Atmósfera sin tiempo
Tanto en Inicio (Uno) como en Al fondo riela (Lo otro de Uno), Rocío Molina se sumerge en una atmósfera sin tiempo, vacía, una suerte de drástico minimalismo en el que se desprende de recursos escénicos para quedarse sola con Riqueni en el primer segmento de la Trilogía, y con los también guitarristas Eduardo Trassierra y Yerai Cortés, en el segundo. Incluso las luces de Antonio Serrano Soriano, que hace también las veces de director técnico, son de lo más funcionales, sin caer en amaneramientos ni efectismos vacuos, absolutamente innecesarios y más en un trabajo de estas características. “Depende de cada momento, claro. No significa que en este caso me quiera despojar de cualquier elemento, sino que, simplemente, lo he sentido así. Y a lo mejor, en otra circunstancia, me hubiera rodeado de siete músicos. Pero, la verdad, es que ahora preciso lo mínimo. La Trilogía es la antiobra, el antiespectáculo, el antimovimiento, el anti… Todo me sobra. Admito que es un concepto un tanto difícil de entender”.
¿A qué corresponde esa voluntad de desprendimiento? No es ninguna frivolidad ni un recurso de histrionismo melodramático ni un artificio escénico para conseguir el impacto sorpresivo. ¿De dónde surge esa disposición? Posiblemente del laberinto de una búsqueda descarnada. “Son épocas de transiciones, de creación, en las que resulta que lo último que pretendes es hacer un espectáculo. Es contradictorio y sin duda conflictivo, pero necesitaba manifestarlo, aunque sin forma.
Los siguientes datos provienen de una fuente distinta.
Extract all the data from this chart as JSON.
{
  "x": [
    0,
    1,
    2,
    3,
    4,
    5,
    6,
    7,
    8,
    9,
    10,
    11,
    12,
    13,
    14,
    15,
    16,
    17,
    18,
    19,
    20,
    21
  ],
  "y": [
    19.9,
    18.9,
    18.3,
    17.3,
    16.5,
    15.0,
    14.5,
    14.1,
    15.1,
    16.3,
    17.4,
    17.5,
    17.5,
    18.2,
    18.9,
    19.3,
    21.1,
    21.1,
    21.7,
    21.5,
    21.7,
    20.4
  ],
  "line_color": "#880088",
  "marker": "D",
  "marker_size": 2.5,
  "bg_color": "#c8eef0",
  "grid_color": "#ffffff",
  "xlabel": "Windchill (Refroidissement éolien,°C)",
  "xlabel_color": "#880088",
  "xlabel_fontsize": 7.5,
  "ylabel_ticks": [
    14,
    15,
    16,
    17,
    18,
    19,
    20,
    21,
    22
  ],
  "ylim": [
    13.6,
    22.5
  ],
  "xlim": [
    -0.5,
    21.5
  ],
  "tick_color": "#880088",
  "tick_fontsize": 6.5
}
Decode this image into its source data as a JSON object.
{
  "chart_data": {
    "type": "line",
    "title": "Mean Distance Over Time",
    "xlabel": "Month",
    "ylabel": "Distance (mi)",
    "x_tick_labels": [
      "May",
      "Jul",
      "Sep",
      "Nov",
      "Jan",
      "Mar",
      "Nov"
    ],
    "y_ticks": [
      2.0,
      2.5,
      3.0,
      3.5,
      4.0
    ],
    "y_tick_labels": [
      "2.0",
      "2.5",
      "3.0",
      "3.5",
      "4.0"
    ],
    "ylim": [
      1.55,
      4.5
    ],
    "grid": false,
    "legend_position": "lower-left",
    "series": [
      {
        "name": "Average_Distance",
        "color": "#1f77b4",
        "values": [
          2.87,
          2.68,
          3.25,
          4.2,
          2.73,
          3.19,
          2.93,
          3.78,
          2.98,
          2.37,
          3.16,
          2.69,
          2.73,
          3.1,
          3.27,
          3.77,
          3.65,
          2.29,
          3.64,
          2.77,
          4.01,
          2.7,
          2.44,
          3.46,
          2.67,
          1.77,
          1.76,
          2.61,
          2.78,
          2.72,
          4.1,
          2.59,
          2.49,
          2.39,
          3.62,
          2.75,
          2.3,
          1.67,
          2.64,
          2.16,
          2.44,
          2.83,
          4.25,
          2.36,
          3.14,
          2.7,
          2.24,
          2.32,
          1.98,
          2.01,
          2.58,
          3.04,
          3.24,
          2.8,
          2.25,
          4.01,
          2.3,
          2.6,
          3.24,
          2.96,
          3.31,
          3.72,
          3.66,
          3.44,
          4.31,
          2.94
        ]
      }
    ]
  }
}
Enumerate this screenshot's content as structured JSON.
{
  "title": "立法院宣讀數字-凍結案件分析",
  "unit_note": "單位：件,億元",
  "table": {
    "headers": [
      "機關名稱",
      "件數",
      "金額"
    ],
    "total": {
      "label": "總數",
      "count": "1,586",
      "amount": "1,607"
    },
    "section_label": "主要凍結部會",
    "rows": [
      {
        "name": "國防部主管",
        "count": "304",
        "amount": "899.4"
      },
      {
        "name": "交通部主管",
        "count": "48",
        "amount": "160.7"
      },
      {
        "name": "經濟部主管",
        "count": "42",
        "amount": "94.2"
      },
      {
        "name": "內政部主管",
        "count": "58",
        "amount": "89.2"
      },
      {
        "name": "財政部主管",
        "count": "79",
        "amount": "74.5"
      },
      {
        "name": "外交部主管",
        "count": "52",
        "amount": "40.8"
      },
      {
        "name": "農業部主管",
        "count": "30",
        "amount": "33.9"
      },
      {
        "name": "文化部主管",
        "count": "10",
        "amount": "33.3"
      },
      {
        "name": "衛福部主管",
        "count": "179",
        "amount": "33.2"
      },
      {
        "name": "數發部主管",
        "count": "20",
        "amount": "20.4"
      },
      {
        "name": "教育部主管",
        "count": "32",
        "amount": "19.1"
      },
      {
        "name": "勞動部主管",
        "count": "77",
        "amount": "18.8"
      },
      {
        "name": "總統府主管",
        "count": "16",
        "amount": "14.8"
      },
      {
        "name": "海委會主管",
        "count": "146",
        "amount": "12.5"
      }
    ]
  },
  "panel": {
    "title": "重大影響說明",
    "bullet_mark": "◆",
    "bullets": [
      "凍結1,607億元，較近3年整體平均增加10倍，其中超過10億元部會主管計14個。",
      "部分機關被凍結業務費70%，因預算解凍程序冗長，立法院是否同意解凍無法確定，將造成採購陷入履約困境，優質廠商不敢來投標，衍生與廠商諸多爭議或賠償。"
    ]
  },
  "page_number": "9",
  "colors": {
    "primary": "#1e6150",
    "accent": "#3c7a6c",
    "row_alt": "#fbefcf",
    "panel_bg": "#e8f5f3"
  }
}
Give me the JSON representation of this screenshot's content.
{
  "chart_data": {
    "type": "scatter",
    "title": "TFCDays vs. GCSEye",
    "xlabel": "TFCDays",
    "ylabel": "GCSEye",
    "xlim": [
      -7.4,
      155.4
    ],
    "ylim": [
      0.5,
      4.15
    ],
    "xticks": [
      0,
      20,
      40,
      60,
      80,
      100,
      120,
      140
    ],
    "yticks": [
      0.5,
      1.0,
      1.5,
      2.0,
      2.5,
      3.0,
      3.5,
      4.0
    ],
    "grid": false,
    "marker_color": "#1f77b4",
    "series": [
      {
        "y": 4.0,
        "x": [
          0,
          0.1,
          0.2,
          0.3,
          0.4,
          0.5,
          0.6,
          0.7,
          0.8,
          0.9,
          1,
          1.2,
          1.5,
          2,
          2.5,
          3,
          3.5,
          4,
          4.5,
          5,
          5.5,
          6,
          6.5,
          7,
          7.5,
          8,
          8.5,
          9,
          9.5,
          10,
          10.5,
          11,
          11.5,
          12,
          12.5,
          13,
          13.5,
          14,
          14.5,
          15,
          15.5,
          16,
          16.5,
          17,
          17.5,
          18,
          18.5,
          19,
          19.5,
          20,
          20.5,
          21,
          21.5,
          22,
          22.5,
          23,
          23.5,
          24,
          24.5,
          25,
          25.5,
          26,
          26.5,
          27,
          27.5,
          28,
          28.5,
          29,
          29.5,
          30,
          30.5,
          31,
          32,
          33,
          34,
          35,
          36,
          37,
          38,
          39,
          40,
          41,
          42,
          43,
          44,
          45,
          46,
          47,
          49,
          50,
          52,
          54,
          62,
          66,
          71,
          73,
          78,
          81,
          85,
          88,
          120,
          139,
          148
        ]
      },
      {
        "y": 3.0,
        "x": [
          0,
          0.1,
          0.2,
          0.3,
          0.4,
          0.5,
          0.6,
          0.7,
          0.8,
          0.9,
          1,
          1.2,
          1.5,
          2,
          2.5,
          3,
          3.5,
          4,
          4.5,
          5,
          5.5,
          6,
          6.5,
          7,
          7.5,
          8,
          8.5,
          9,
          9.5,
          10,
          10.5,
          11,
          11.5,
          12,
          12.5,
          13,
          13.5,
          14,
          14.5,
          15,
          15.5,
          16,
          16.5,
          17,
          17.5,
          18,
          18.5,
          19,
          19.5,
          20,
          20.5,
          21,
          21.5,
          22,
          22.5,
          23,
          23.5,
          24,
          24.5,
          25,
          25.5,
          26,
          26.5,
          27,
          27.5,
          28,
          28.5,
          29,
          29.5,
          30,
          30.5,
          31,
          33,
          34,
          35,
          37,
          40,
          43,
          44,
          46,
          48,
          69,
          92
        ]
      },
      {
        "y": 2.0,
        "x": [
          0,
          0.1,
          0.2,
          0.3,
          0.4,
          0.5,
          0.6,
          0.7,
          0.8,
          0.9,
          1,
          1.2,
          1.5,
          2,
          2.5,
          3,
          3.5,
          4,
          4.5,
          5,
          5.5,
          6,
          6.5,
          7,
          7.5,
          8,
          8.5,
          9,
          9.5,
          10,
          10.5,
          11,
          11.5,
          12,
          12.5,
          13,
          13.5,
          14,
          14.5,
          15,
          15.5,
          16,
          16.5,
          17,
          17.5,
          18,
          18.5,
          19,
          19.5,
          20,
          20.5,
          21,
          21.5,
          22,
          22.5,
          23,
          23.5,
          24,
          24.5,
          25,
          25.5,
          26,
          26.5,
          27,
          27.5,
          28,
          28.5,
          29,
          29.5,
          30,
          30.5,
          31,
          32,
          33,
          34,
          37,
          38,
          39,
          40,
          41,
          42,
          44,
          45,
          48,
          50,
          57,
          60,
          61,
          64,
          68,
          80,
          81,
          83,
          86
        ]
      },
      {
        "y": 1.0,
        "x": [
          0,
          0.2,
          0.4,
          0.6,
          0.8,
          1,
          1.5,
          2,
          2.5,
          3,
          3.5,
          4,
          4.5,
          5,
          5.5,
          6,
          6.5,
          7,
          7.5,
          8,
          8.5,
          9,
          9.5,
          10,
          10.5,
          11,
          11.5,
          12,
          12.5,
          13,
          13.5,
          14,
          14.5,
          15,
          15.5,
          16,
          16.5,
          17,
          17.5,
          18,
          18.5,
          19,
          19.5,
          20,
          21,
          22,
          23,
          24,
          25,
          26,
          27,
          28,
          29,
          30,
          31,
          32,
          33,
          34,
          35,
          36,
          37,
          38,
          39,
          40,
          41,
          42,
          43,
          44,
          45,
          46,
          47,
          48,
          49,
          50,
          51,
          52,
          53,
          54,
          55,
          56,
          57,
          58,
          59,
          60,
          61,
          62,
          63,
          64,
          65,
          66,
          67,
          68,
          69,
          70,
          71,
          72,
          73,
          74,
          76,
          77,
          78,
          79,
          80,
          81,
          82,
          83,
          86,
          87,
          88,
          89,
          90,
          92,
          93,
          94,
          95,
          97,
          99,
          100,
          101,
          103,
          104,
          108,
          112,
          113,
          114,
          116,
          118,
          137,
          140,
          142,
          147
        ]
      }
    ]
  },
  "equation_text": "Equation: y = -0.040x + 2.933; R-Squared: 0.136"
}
Ya se sabe que en su conjunto, la danza se convierte en diseño de movimiento, en la adaptación de las estructuras rítmicas, coreografías, escenografía, luces, músicas, efectos y, en definitiva, en un espectáculo. Y eso era lo que no quería. Yo he intentado hacer una obra sin que fuese una obra”.
“En otra circunstancia me hubiera rodeado de siete músicos. Ahora la verdad es que preciso lo mínimo. Todo me sobra”
¿Con un guion inflexible o una orientación de base? ¿Unos patrones de actuación? ¿Unas pautas donde apoyarse y que marquen el camino con un principio, un desarrollo y un final? “Ni hay un guion previo ni utilizo un trazado fijo. Son bosquejos abiertos porque trabajo con las emociones y luego permito que sobre el escenario cada uno exponga las suyas propias. Hay como un recorrido hacia atrás. En Inicio, que hago con Riqueni, se establecen alianzas ingenuas, donde no conozco el miedo, un coloquio de admiración mutua que se resuelve en gestos, en señales sutiles, en frágiles miradas que no obstante encierran una complicidad fuerte, donde me muevo muy suelta, con la improvisación formando parte de la libertad creadora. Sin embargo, en Riela es lo contrario: aparece lo tenebroso, el ego, la máscara, el espejo y la soberbia, el exponer los fantasmas que te acompañan, un viaje que te hace subir al escenario con mucha honestidad”.
Hasta el desmayo
Como epílogo, las consecuencias –invisibles para el espectador– que puede acarrear el hecho de llevarla danza no hasta el borde del abismo, como dice Molina, sino hasta lo insondable de un acantilado que se hace realidad como síntoma, pero del que se ignora su naturaleza. Un universo extremo que a veces forma parte de la trayectoria vital de algunos artistas empeñados en ir al fondo de sí mismos y habitar espacios ocultos.
“Se originan estados alterados de conciencia que repercuten en el organismo al experimentar una suerte de proceso químico que perturba la mayor parte del sistema”, aclara. “Es una descarga sobrenatural con la queme he sentido poderosa, tanto que en algunas ocasiones he llegado a sufrir un desmayo y perdido el conocimiento. El artista está siempre al borde del abismo, sin saber qué hay al otro lado. Y sentimos miedo ante situaciones que no conocemos. Nos gustan los riesgos, claro, pero también los sufrimos. En último caso, estamos obligados a alcanzar ese estado para comunicar todo el sentido de un arte tan profundo y revelador como es el flamenco”.